Зверь молчал целую минуту, прежде чем одарить его ухмылкой, которую мужчины демонстрировали на протяжении веков, когда знали, что у них есть то, чего жаждет другой человек.

— Я знаю все ее предпочтения.

У Алтеи сложилось отчетливое впечатление, что за этим столом разыгрываются две игры.

Одна из них касалась карт и разыгрывалась между ней и Чедборном. Другая включала в себя… Ну, честно говоря, она думала, что она вполне возможно связана с ней и разыгрывается между Чедборном и Бенедиктом. Судя по тому, с какой частотой вздрагивали мышцы на щеках графа, она была почти уверена, что Бенедикт выигрывает. Он казался таким ужасно расслабленным и довольным собой, скорее похожим на пантеру, которая только что набросилась на газель и попировала. Это был нечестный бой. У "газели" не было ни единого шанса.

Она не была уверена, что ее шансы на победу, когда дело касалось Бенедикта, были намного выше. Ее план казался таким простым, когда он оформился в ее сознании, главным образом потому, что в то время она думала, что ее сердце умерло, и от него остался только пепел, развеянный по ветру. Ее разум был не намного лучше. Через три месяца после разрушения ее мира ее способности справляться со сложными делами нигде не было видно. Она все еще была ошеломлена тем, что оказалась там, где оказалась, так далеко от того места, куда, как она представляла, ее приведет жизнь. Оцепенение было благословением, не давало ей сойти с ума.

Она рассудила, что ее рассеянное сердце и оцепеневший разум облегчит то, что нужно будет сделать, потому что ее сердце не заставляло ее желать чего-то, а у ее разума не было желания думать о вещах. За исключением того, что ветер переменился и вернул ее сердце обратно в грудь, а ее разум анализировал принятые решения и называл ее дурой. И все из-за мужчины, сидевшего рядом с ней, который каким-то образом обладал силой не только заставить ее снова чувствовать, но и снова думать.

В карточную игру было невероятно легко играть, она не требовала от нее большой концентрации. Тем не менее, она всегда испытывала острый трепет, когда выигрывала раздачу. После того, как был выявлен победитель, сброшенные карты были убраны в нижнюю часть колоды. Колода тасовалась только в том случае, если в одной из открытых раздач было три карты одного ранга.

Поскольку концентрация с ее стороны не требовалась, она поймала себя на том, что сосредоточилась на Чедборне, и заметила в нем то, чего раньше совершенно не замечала: у него был слабый подбородок. Как будто застенчиво, он слегка появился, чуть-чуть выпятился, а затем исчез за его идеально завязанным шейным платком.

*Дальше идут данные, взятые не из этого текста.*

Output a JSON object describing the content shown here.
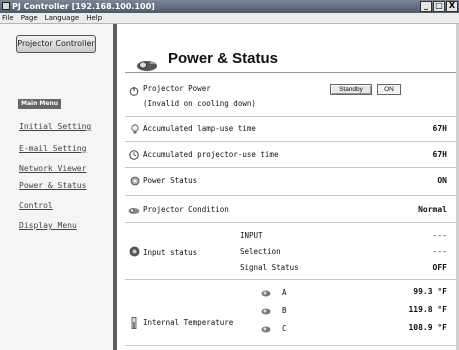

В Бенедикте не было ничего слабого. Хотя он и не играл, ему удалось создать впечатление, что стол принадлежит ему. Возможно, это было из-за того, с каким напряжением он наблюдал за игрой в карты. Несмотря на то, что в конце каждой сессии раскрывались только те карты, которые были у двух последних игроков — потому что они ходили вокруг стола столько раз, сколько было необходимо, а игроки делали ставки или сбрасывали карты, пока не оставалось только две, — у нее осталось впечатление, что он знал, какие карты сдаются во время каждого хода.